A healthy fifty-seven-year-old man had undergone a minimally invasive right total hip arthroplasty via a two-incision approach because of degenerative arthritis; the arthroplasty components included a uncemented hemispherical acetabular shell (Trilogy; Zimmer, Warsaw, Indiana) with a highly cross-linked polyethylene liner (Longevity; Zimmer), a fully porous-coated uncemented cylindrical stem (VerSys Beaded FullCoat; Zimmer), and a 32-mm cobalt-chromium femoral head. The patient had had an uneventful recovery, and the hip had remained asymptomatic through regular follow-up for the first seven years after surgery.
The first symptoms regarding the hip occurred approximately seven years postoperatively. The patient noted mild thigh discomfort without start-up pain, as well as numbness and tingling over the anterolateral aspect of the thigh, both of which were associated with vigorous activity. He reported no change in activity level and was still jogging up to four miles at a time and playing eighteen to thirty-six holes of golf on a regular basis. Other than some subjective tingling in the distribution of the lateral femoral cutaneous nerve, the physical examination and radiographs were normal. Naproxen was quite effective in providing relief.
Five months after the pain began, the patient returned with substantially elevated serum cobalt (7.2 ng/mL; reference, 0.16 ng/mL) and chromium (5.4 ng/mL; reference, 0.24 ng/mL) levels, which had been determined from tests ordered by the primary care physician. These tests were obtained because of a three-year history of migraine headaches and occasional bilateral tinnitus without a clear etiology and because there have been numerous case reports in the medical and orthopaedic literature of neurologic symptoms associated with metal ion release following total hip arthroplasty15-23. Since there have been reports of corrosion at the modular head-neck junction causing elevated metal levels and adverse local tissue reactions with this type of implant13, the patient was evaluated with a more extensive workup. Radiographs remained unremarkable and demonstrated well-fixed components in appropriate position with no evidence of wear or osteolysis (Fig. 1). Serum metal levels were repeated at our institution’s trace metal analysis laboratory according to previously described methodology24, and the patient underwent magnetic resonance imaging (MRI) with a metal artifact reduction sequencing protocol. Repeated tests to determine metal levels again demonstrated substantially elevated serum cobalt and chromium (Table I). These levels exceeded thresholds that have been used to suggest the potential for implant failure or adverse local tissue reaction6,10. An MRI demonstrated an anterior fluid collection consistent with psoas bursitis, but there was no apparent reactive tissue around the hip. The patient was sent to a board-certified medical toxicologist for evaluation.

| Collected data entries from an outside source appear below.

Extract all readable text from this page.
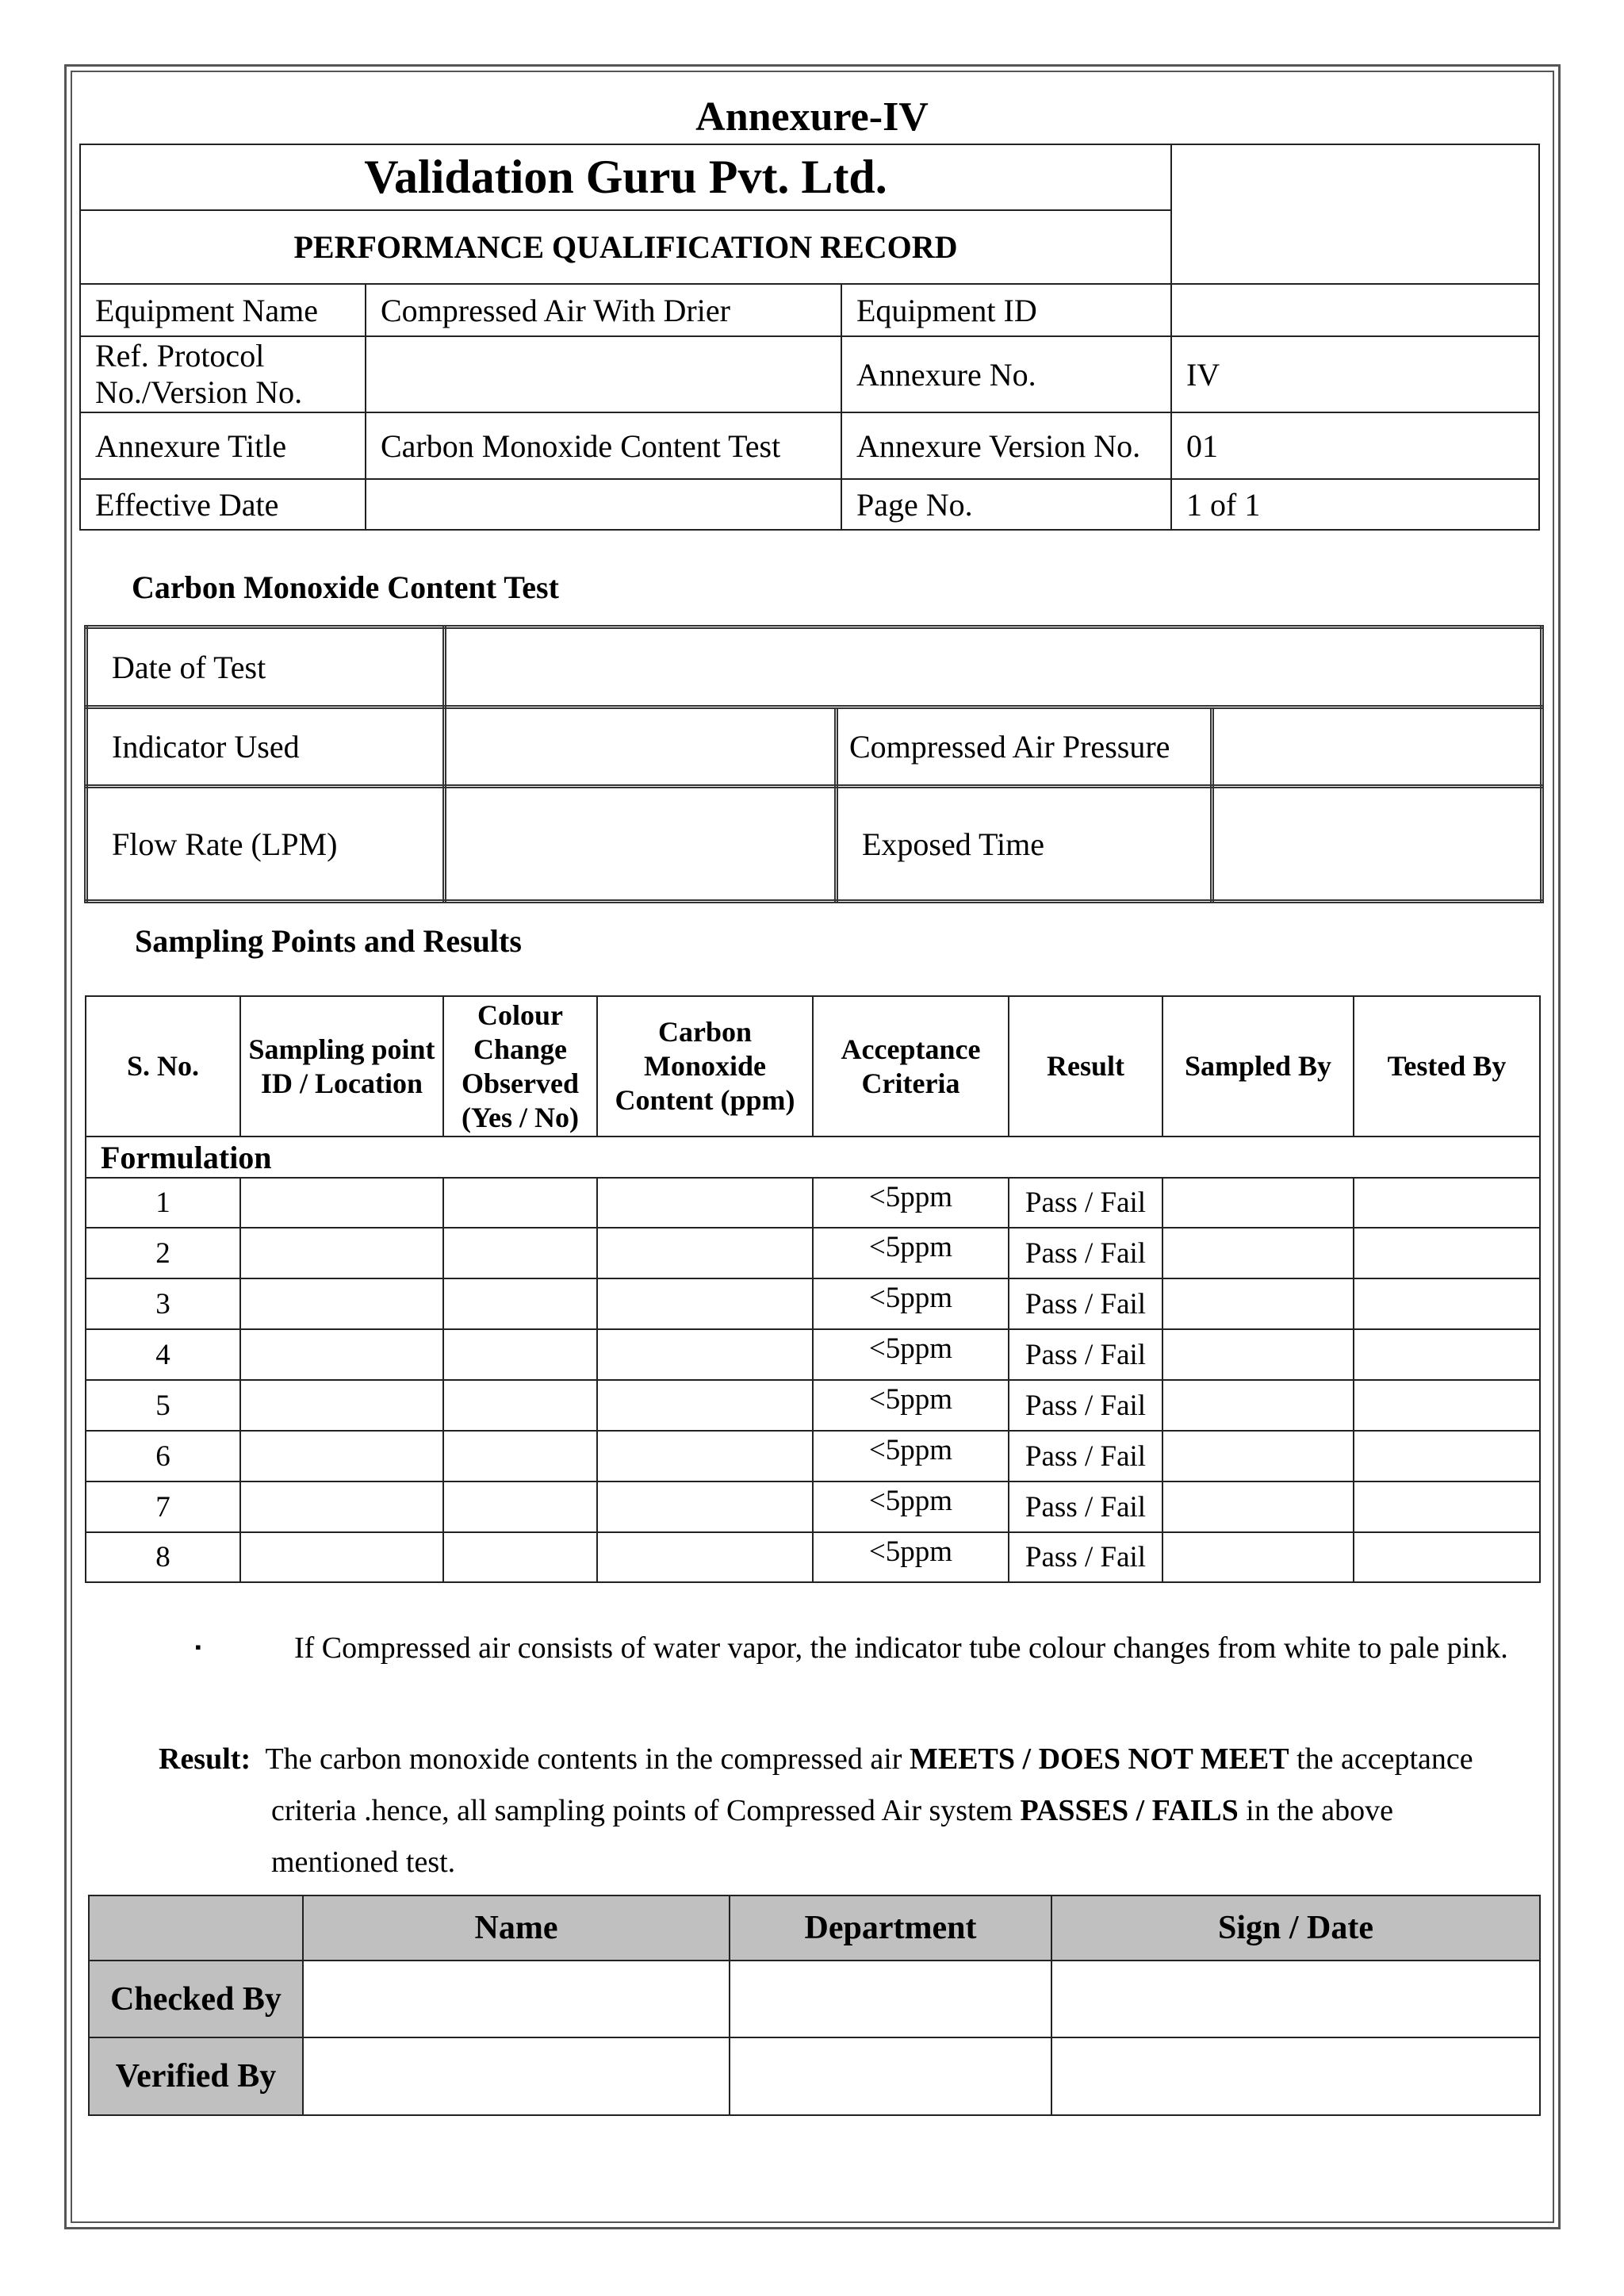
Annexure-IV
Validation Guru Pvt. Ltd.			
PERFORMANCE QUALIFICATION RECORD			
Equipment Name	Compressed Air With Drier	Equipment ID	
Ref. Protocol No./Version No.		Annexure No.	IV
Annexure Title	Carbon Monoxide Content Test	Annexure Version No.	01
Effective Date		Page No.	1 of 1
Carbon Monoxide Content Test
Date of Test			
Indicator Used		Compressed Air Pressure	
Flow Rate (LPM)		Exposed Time	
Sampling Points and Results
S. No.	Sampling point ID / Location	Colour Change Observed (Yes / No)	Carbon Monoxide Content (ppm)	Acceptance Criteria	Result	Sampled By	Tested By
Formulation							
1				<5ppm	Pass / Fail		
2				<5ppm	Pass / Fail		
3				<5ppm	Pass / Fail		
4				<5ppm	Pass / Fail		
5				<5ppm	Pass / Fail		
6				<5ppm	Pass / Fail		
7				<5ppm	Pass / Fail		
8				<5ppm	Pass / Fail		
▪	If Compressed air consists of water vapor, the indicator tube colour changes from white to pale pink.
Result: The carbon monoxide contents in the compressed air MEETS / DOES NOT MEET the acceptance
criteria .hence, all sampling points of Compressed Air system PASSES / FAILS in the above
mentioned test.
	Name	Department	Sign / Date
Checked By			
Verified By			
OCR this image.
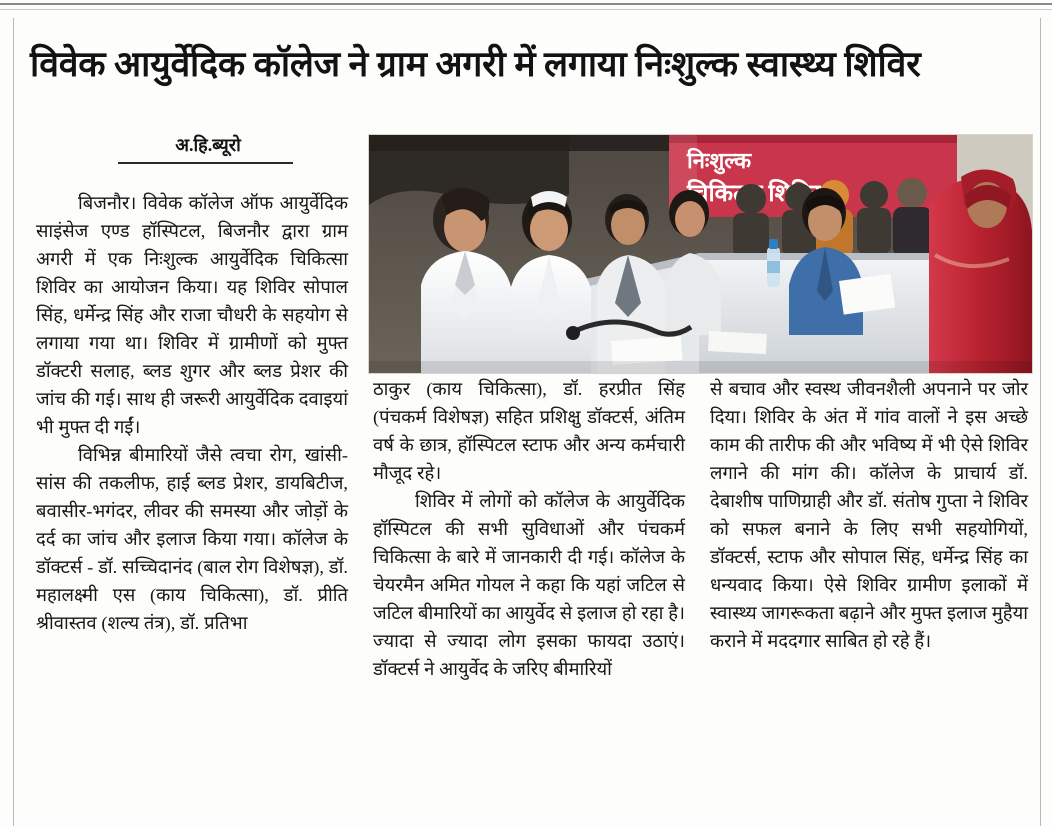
विवेक आयुर्वेदिक कॉलेज ने ग्राम अगरी में लगाया निःशुल्क स्वास्थ्य शिविर
अ.हि.ब्यूरो
निःशुल्क
चिकित्सा

बिजनौर। विवेक कॉलेज ऑफ आयुर्वेदिक साइंसेज एण्ड हॉस्पिटल, बिजनौर द्वारा ग्राम अगरी में एक निःशुल्क आयुर्वेदिक चिकित्सा शिविर का आयोजन किया। यह शिविर सोपाल सिंह, धर्मेन्द्र सिंह और राजा चौधरी के सहयोग से लगाया गया था। शिविर में ग्रामीणों को मुफ्त डॉक्टरी सलाह, ब्लड शुगर और ब्लड प्रेशर की जांच की गई। साथ ही जरूरी आयुर्वेदिक दवाइयां भी मुफ्त दी गईं।

विभिन्न बीमारियों जैसे त्वचा रोग, खांसी-सांस की तकलीफ, हाई ब्लड प्रेशर, डायबिटीज, बवासीर-भगंदर, लीवर की समस्या और जोड़ों के दर्द का जांच और इलाज किया गया। कॉलेज के डॉक्टर्स - डॉ. सच्चिदानंद (बाल रोग विशेषज्ञ), डॉ. महालक्ष्मी एस (काय चिकित्सा), डॉ. प्रीति श्रीवास्तव (शल्य तंत्र), डॉ. प्रतिभा

ठाकुर (काय चिकित्सा), डॉ. हरप्रीत सिंह (पंचकर्म विशेषज्ञ) सहित प्रशिक्षु डॉक्टर्स, अंतिम वर्ष के छात्र, हॉस्पिटल स्टाफ और अन्य कर्मचारी मौजूद रहे।

शिविर में लोगों को कॉलेज के आयुर्वेदिक हॉस्पिटल की सभी सुविधाओं और पंचकर्म चिकित्सा के बारे में जानकारी दी गई। कॉलेज के चेयरमैन अमित गोयल ने कहा कि यहां जटिल से जटिल बीमारियों का आयुर्वेद से इलाज हो रहा है। ज्यादा से ज्यादा लोग इसका फायदा उठाएं। डॉक्टर्स ने आयुर्वेद के जरिए बीमारियों

से बचाव और स्वस्थ जीवनशैली अपनाने पर जोर दिया। शिविर के अंत में गांव वालों ने इस अच्छे काम की तारीफ की और भविष्य में भी ऐसे शिविर लगाने की मांग की। कॉलेज के प्राचार्य डॉ. देबाशीष पाणिग्राही और डॉ. संतोष गुप्ता ने शिविर को सफल बनाने के लिए सभी सहयोगियों, डॉक्टर्स, स्टाफ और सोपाल सिंह, धर्मेन्द्र सिंह का धन्यवाद किया। ऐसे शिविर ग्रामीण इलाकों में स्वास्थ्य जागरूकता बढ़ाने और मुफ्त इलाज मुहैया कराने में मददगार साबित हो रहे हैं।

At the recommendation of the toxicologist, the patient stopped taking over-the-counter supplements, which included a multivitamin (Centrum Silver Adults 50+; Wyeth, Madison, New Jersey), a B-complex vitamin (Super B-Complex; Nature Made, Mission Hills, California), and a B-12 (cobalamin) vitamin (Vitamin B-12, 1000 mcg; Nature Made) (Table II). He had been taking the multivitamin for approximately five years, the B-complex vitamin twice daily for approximately three years, and the B-12 vitamin daily for approximately two years. The patient remained off these supplements for fifteen weeks before the serum metal levels were redrawn at our laboratory. No other changes to diet or medications were made. Repeat testing (Table I) demonstrated normalization of the serum cobalt and near-normalization of the serum chromium. On follow-up, he saw a leading migraine expert who thought that the migraines and tinnitus were unrelated to the total hip arthroplasty or to the previously elevated cobalt and chromium levels. The hip remains minimally symptomatic, with thigh pain and numbness appearing only after prolonged activity. He reports no appreciable change in the symptoms from when the serum metal ion levels were substantially elevated.
Disclosure: One or more of the authors received payments or services, either directly or indirectly (i.e., via his or her institution), from a third party in support of an aspect of this work. In addition, one or more of the authors, or his or her institution, has had a financial relationship, in the thirty-six months prior to submission of this work, with an entity in the biomedical arena that could be perceived to influence or have the potential to influence what is written in this work. No author has had any other relationships, or has engaged in any other activities, that could be perceived to influence or have the potential to influence what is written in this work. The complete Disclosures of Potential Conflicts of Interest submitted by authors are always provided with the online version of the article.